In many ways, it is hard to isolate the united voice of Darlingside into the four individuals that comprise it. They've worked hard to separate themselves from a long history of bands torn apart by egoistic infighting and preeminent personalities. Songwriting is a communal exercise for Darlingside, each song a mosaic of the quartet's personal perspectives and thoughts.
“Someone might come in with a melody idea or a lyrical idea, but then it would turn into this group consciousness exercise where it wasn't any one person's confessional song,” Mitchell says. “It was more like, what did we all see in this original idea, and where does each of us take it?”
When asked about the song “Right Friend” on Everything is Alive—which could easily be interpreted as a homage to the band’s amazing friendship—Mitchell admits that he can't say exactly what it's about. While he may have thought about one person while coming up with the chorus melody, Mukharji might have arranged the piece with another person in mind. Each of the members brought their own stories to the song, so that it was no longer about a particular person, but rather about a shared experience—what it means to have a friend when you’re falling apart.
At the end of the day, friendship is what Darlingside is all about, with a band mascot aptly named “The Unicorn of Friendship.” For these four musicians, being there for each other comes before being a band, even when their individual lives draw them in different directions: Darlingside took a break from touring when Paseltiner started a family, and this year, Senft made the decision to step back from the album release tour to be closer to home.
Everything is Alive reflects the new transformation of Darlingside. It's a distinct departure from their past work, shedding the mystical and peaceful scenery of Fish Pond Fish and distant dystopian harmonies of Extralife. Instead, Everything is Alive is brutally intimate, showcasing solo voices on most of the tracks without the support of unified harmony.

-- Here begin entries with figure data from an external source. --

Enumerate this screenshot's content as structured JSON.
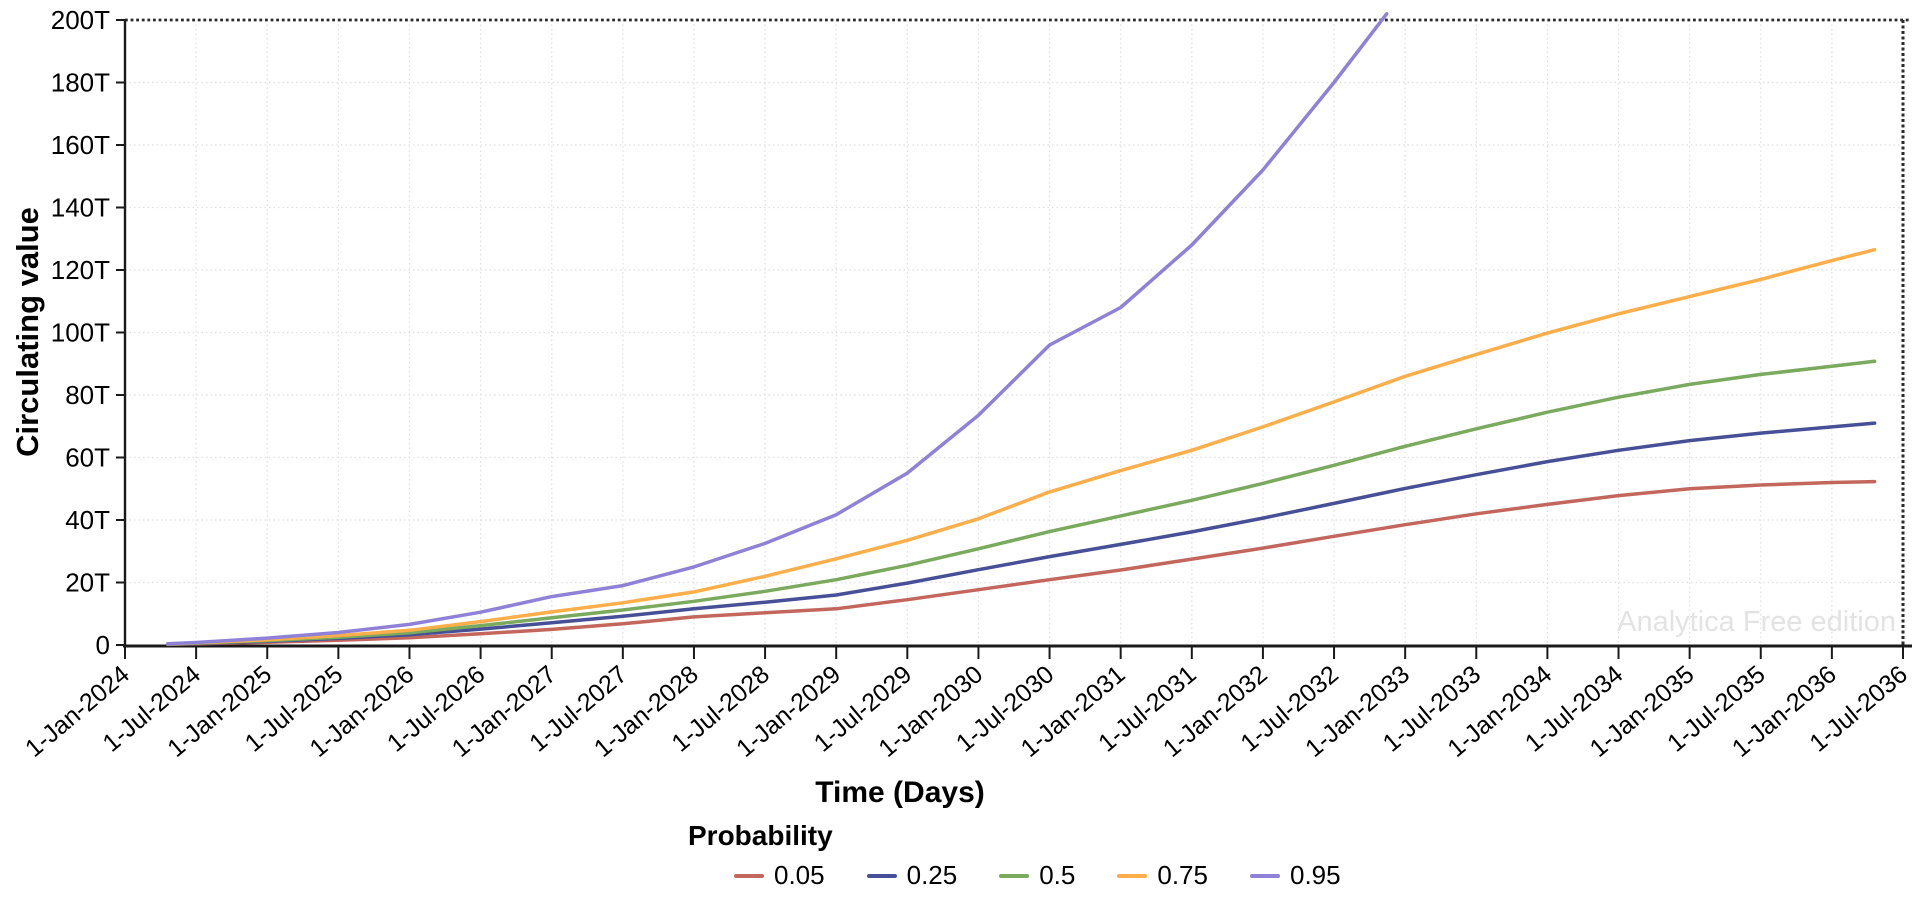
{
  "watermark": "Analytica Free edition",
  "chart_data": {
    "type": "line",
    "title": "",
    "xlabel": "Time (Days)",
    "ylabel": "Circulating value",
    "legend_title": "Probability",
    "legend_position": "bottom",
    "grid": true,
    "x_axis": {
      "min": 2024.0,
      "max": 2036.5,
      "tick_labels": [
        "1-Jan-2024",
        "1-Jul-2024",
        "1-Jan-2025",
        "1-Jul-2025",
        "1-Jan-2026",
        "1-Jul-2026",
        "1-Jan-2027",
        "1-Jul-2027",
        "1-Jan-2028",
        "1-Jul-2028",
        "1-Jan-2029",
        "1-Jul-2029",
        "1-Jan-2030",
        "1-Jul-2030",
        "1-Jan-2031",
        "1-Jul-2031",
        "1-Jan-2032",
        "1-Jul-2032",
        "1-Jan-2033",
        "1-Jul-2033",
        "1-Jan-2034",
        "1-Jul-2034",
        "1-Jan-2035",
        "1-Jul-2035",
        "1-Jan-2036",
        "1-Jul-2036"
      ]
    },
    "y_axis": {
      "min": 0,
      "max": 200,
      "tick_step": 20,
      "unit": "T",
      "tick_labels": [
        "0",
        "20T",
        "40T",
        "60T",
        "80T",
        "100T",
        "120T",
        "140T",
        "160T",
        "180T",
        "200T"
      ]
    },
    "series": [
      {
        "name": "0.05",
        "color": "#c3675d",
        "x": [
          2024.3,
          2024.5,
          2025.0,
          2025.5,
          2026.0,
          2026.5,
          2027.0,
          2027.5,
          2028.0,
          2028.5,
          2029.0,
          2029.5,
          2030.0,
          2030.5,
          2031.0,
          2031.5,
          2032.0,
          2032.5,
          2033.0,
          2033.5,
          2034.0,
          2034.5,
          2035.0,
          2035.5,
          2036.0,
          2036.3
        ],
        "values": [
          0.2,
          0.4,
          0.9,
          1.5,
          2.3,
          3.6,
          5.0,
          6.8,
          9.0,
          10.3,
          11.6,
          14.5,
          17.7,
          20.9,
          24.0,
          27.5,
          31.0,
          34.8,
          38.5,
          42.0,
          45.0,
          47.8,
          50.0,
          51.2,
          52.0,
          52.3
        ]
      },
      {
        "name": "0.25",
        "color": "#474f97",
        "x": [
          2024.3,
          2024.5,
          2025.0,
          2025.5,
          2026.0,
          2026.5,
          2027.0,
          2027.5,
          2028.0,
          2028.5,
          2029.0,
          2029.5,
          2030.0,
          2030.5,
          2031.0,
          2031.5,
          2032.0,
          2032.5,
          2033.0,
          2033.5,
          2034.0,
          2034.5,
          2035.0,
          2035.5,
          2036.0,
          2036.3
        ],
        "values": [
          0.25,
          0.5,
          1.2,
          2.1,
          3.3,
          5.1,
          7.1,
          9.2,
          11.6,
          13.7,
          16.0,
          19.8,
          24.1,
          28.3,
          32.2,
          36.2,
          40.6,
          45.3,
          50.1,
          54.5,
          58.7,
          62.3,
          65.4,
          67.8,
          69.8,
          71.0
        ]
      },
      {
        "name": "0.5",
        "color": "#7aaa5d",
        "x": [
          2024.3,
          2024.5,
          2025.0,
          2025.5,
          2026.0,
          2026.5,
          2027.0,
          2027.5,
          2028.0,
          2028.5,
          2029.0,
          2029.5,
          2030.0,
          2030.5,
          2031.0,
          2031.5,
          2032.0,
          2032.5,
          2033.0,
          2033.5,
          2034.0,
          2034.5,
          2035.0,
          2035.5,
          2036.0,
          2036.3
        ],
        "values": [
          0.3,
          0.6,
          1.4,
          2.5,
          3.9,
          6.2,
          8.7,
          11.2,
          14.0,
          17.2,
          20.9,
          25.5,
          30.8,
          36.3,
          41.3,
          46.3,
          51.7,
          57.5,
          63.6,
          69.2,
          74.5,
          79.3,
          83.4,
          86.6,
          89.2,
          90.8
        ]
      },
      {
        "name": "0.75",
        "color": "#fbae49",
        "x": [
          2024.3,
          2024.5,
          2025.0,
          2025.5,
          2026.0,
          2026.5,
          2027.0,
          2027.5,
          2028.0,
          2028.5,
          2029.0,
          2029.5,
          2030.0,
          2030.5,
          2031.0,
          2031.5,
          2032.0,
          2032.5,
          2033.0,
          2033.5,
          2034.0,
          2034.5,
          2035.0,
          2035.5,
          2036.0,
          2036.3
        ],
        "values": [
          0.35,
          0.7,
          1.7,
          3.0,
          4.7,
          7.5,
          10.6,
          13.5,
          17.0,
          22.0,
          27.6,
          33.5,
          40.4,
          49.0,
          55.8,
          62.3,
          69.8,
          77.8,
          86.0,
          93.0,
          99.8,
          106.0,
          111.5,
          117.0,
          123.0,
          126.5
        ]
      },
      {
        "name": "0.95",
        "color": "#8f81d8",
        "x": [
          2024.3,
          2024.5,
          2025.0,
          2025.5,
          2026.0,
          2026.5,
          2027.0,
          2027.5,
          2028.0,
          2028.5,
          2029.0,
          2029.5,
          2030.0,
          2030.5,
          2031.0,
          2031.5,
          2032.0,
          2032.5,
          2032.87
        ],
        "values": [
          0.4,
          0.8,
          2.2,
          4.0,
          6.6,
          10.5,
          15.5,
          19.0,
          25.0,
          32.5,
          41.7,
          55.0,
          73.5,
          96.0,
          108.0,
          128.0,
          152.0,
          180.0,
          202.0
        ]
      }
    ]
  }
}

Part of this shift was driven by the COVID–19 pandemic, which disrupted the group's communal songwriting process and forced them to create apart from one another for the first time in decades. As a result, many of the album's songs deal with individual and personal stories—a preview of “Baking Soda” takes you inside the ordeal of domestic frustration firsthand.
Where Darlingside once distanced itself from its stories with elusive poetry that focused more on the external rather than internal, Everything is Alive mirrors the pandemic it was born of, making its listeners and the band itself sit still and softly with what it means to exist on our own—to be alive as a single being. But while the group takes on a new face, the communal spirit of friendship still reigns supreme as they voice the pride they have in hearing their bandmates stand on their own. Darlingside never takes themselves too seriously—at the end of the day, this band is united by their friendship, even more than their music.

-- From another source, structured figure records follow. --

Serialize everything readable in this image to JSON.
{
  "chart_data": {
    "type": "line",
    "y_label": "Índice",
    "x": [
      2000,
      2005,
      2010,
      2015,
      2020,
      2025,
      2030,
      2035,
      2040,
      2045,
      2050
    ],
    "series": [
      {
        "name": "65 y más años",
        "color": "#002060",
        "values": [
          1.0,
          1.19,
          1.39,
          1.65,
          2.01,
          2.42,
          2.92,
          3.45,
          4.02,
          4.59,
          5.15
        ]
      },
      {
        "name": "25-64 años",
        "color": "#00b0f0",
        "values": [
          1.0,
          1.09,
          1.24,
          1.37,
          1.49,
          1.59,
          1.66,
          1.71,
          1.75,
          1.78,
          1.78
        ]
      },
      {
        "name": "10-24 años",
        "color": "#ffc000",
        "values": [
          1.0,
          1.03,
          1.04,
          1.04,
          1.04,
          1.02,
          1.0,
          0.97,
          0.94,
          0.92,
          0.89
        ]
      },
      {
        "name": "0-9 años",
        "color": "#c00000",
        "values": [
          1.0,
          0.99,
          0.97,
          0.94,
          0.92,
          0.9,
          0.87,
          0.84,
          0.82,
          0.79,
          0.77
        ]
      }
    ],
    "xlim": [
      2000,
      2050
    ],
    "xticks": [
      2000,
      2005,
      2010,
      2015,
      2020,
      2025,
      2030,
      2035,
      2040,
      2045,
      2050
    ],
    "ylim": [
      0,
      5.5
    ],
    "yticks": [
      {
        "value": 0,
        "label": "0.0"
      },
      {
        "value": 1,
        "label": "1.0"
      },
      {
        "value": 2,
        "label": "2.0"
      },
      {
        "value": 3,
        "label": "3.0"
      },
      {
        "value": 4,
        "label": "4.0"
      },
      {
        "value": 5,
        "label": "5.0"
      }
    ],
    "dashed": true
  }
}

“It's a joyful thing to be able to still be singing with your friends,” Mitchell says. “People often leave that behind when they're out of school, but we've gotten to enjoy it … we're really grateful for that.”

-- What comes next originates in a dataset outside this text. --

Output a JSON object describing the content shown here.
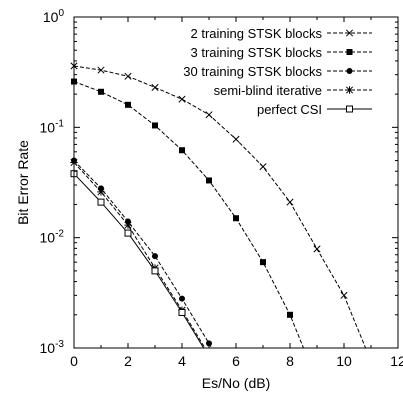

It’s hard not to be changed by Darlingside’s music—their luscious melodies cause you to slow down and take inventory of the world around you; all the things you’ve overlooked. They transport you to an ethereal landscape, where life can be boiled down to beauty and poetry can be found in the mundane. This is their world: where breath can be found even in lead paint cracks, where work is making music with friends, where Everything Is Alive.
Darlingside will perform at The Ardmore Music Hall in Philadelphia on December 1, 2023.